But Carradine’s passing resonated with the portion of the Minnesota legal community engaged in defamation and data practices matters because of the roll, he played in a case at the intersection of those two legal issues
The actor, who was bipolar, committed suicide at his Los Angeles on Feb. 23 at age 71. The son of legendary movie villain and occasional monster characters, dating back to the classic horror flicks of the 1930’s, John Carradine, and the brother of actors Keith Carradine, and the late David Carradine of the popular “Kung Fu” television series in the early 1970s. The deceased cut a wide swath in his acting career in a variety of roles over a span of more than four decades. He was most known for his role as the father of the Hillary Duff character in the “Lizzie McGuire” television series from 2001-2004 and, before that, as the head of the nerds in “Revenge of the Nerds,” the 1984 cult movie modeled after the John Belushi 1978 “Animal House” vehicle that sparked a franchise of comedy “Nerd” movies. But Carradine also appeared in a wide variety of other films of varying quality.
Due to Carradine’s encounter with the law here in Minnesota, it is often thought that the “Revenge” movie and sequels were filmed here, but the “Revenge” opener actually was shot mostly on a college campus in Tucson, Arizona.
But the deceased Carradine has a Minnesota nexus, and it’s a major one concerning defamation and data practices law. That posture is attributable to his role as a plaintiff in landmark litigation in Carradine v. State, 511 N.W.2d 733 (Minn. 1994), which arose out of a criminal case and morphed into a key case in communications law.
His unfortunate death provides an opportune occasion to recall that important Minnesota case.
Carradine, in the Twin Cities for some unspecified reason, was stopped by a State Patrol trooper while driving like a speed demon on the way to the Minneapolis-St. Paul airport in the early morning, clocked at 90 miles per hour, culminating in a 2-mile police chase.
The arresting trooper dutifully prepared a written arrest report describing Carradine’s conduct as excessive speeding; reckless driving; fleeing an officer and impersonating one, which the actor and his passenger disputed.
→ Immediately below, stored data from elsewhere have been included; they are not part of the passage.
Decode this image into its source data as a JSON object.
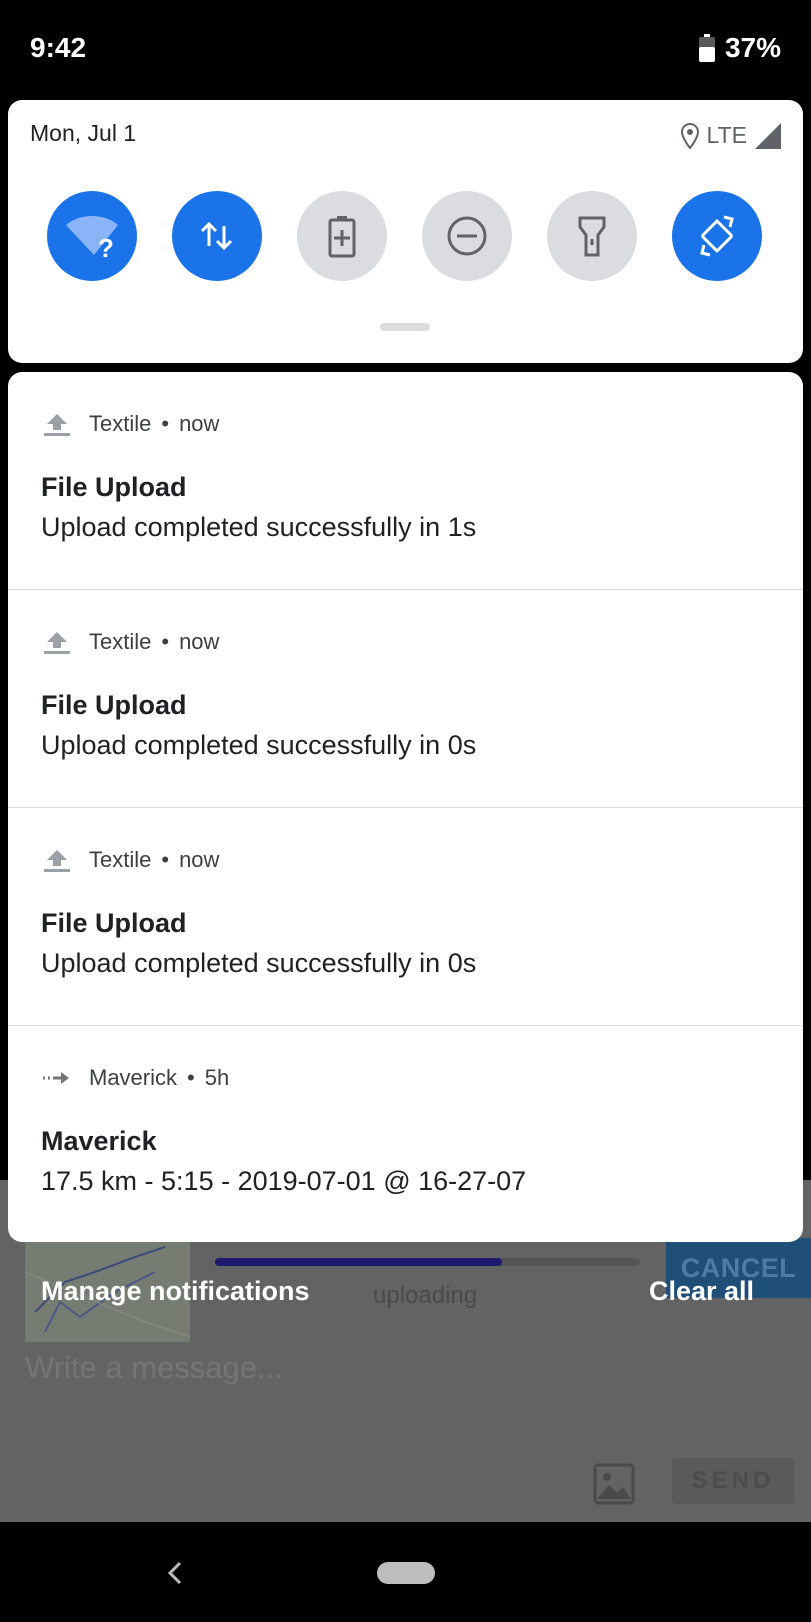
{
  "status_bar": {
    "time": "9:42",
    "battery": "37%"
  },
  "quick_settings": {
    "date": "Mon, Jul 1",
    "network": "LTE",
    "tiles": [
      {
        "icon": "wifi-icon",
        "state": "on"
      },
      {
        "icon": "mobile-data-icon",
        "state": "on"
      },
      {
        "icon": "battery-saver-icon",
        "state": "off"
      },
      {
        "icon": "do-not-disturb-icon",
        "state": "off"
      },
      {
        "icon": "flashlight-icon",
        "state": "off"
      },
      {
        "icon": "auto-rotate-icon",
        "state": "on"
      }
    ]
  },
  "notifications": [
    {
      "app": "Textile",
      "time": "now",
      "title": "File Upload",
      "text": "Upload completed successfully in 1s",
      "icon": "upload-icon"
    },
    {
      "app": "Textile",
      "time": "now",
      "title": "File Upload",
      "text": "Upload completed successfully in 0s",
      "icon": "upload-icon"
    },
    {
      "app": "Textile",
      "time": "now",
      "title": "File Upload",
      "text": "Upload completed successfully in 0s",
      "icon": "upload-icon"
    },
    {
      "app": "Maverick",
      "time": "5h",
      "title": "Maverick",
      "text": "17.5 km - 5:15 - 2019-07-01 @ 16-27-07",
      "icon": "arrow-right-icon"
    }
  ],
  "footer": {
    "manage": "Manage notifications",
    "clear_all": "Clear all"
  },
  "background_app": {
    "progress": 0.675,
    "uploading": "uploading",
    "cancel": "CANCEL",
    "message_placeholder": "Write a message...",
    "send": "SEND"
  },
  "colors": {
    "accent": "#1a73e8",
    "tile_off": "#dadce0"
  }
}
Carradine was detained for some 10 hours after a strip search before being released on his own recognizance. A local news reporter contacted the arresting trooper, who described the events that resulted in the actor’s arrest, which was then published in the local media and picked up by national news sources and on a television show. The actor was charged with various driving violations, which were pleaded down to a petty noncriminal misdemeanor speeding offense.
“I’m a nerd, and uh, I’m proud of it.”
Character Gilbert in “Revenge of the Nerds” (1984)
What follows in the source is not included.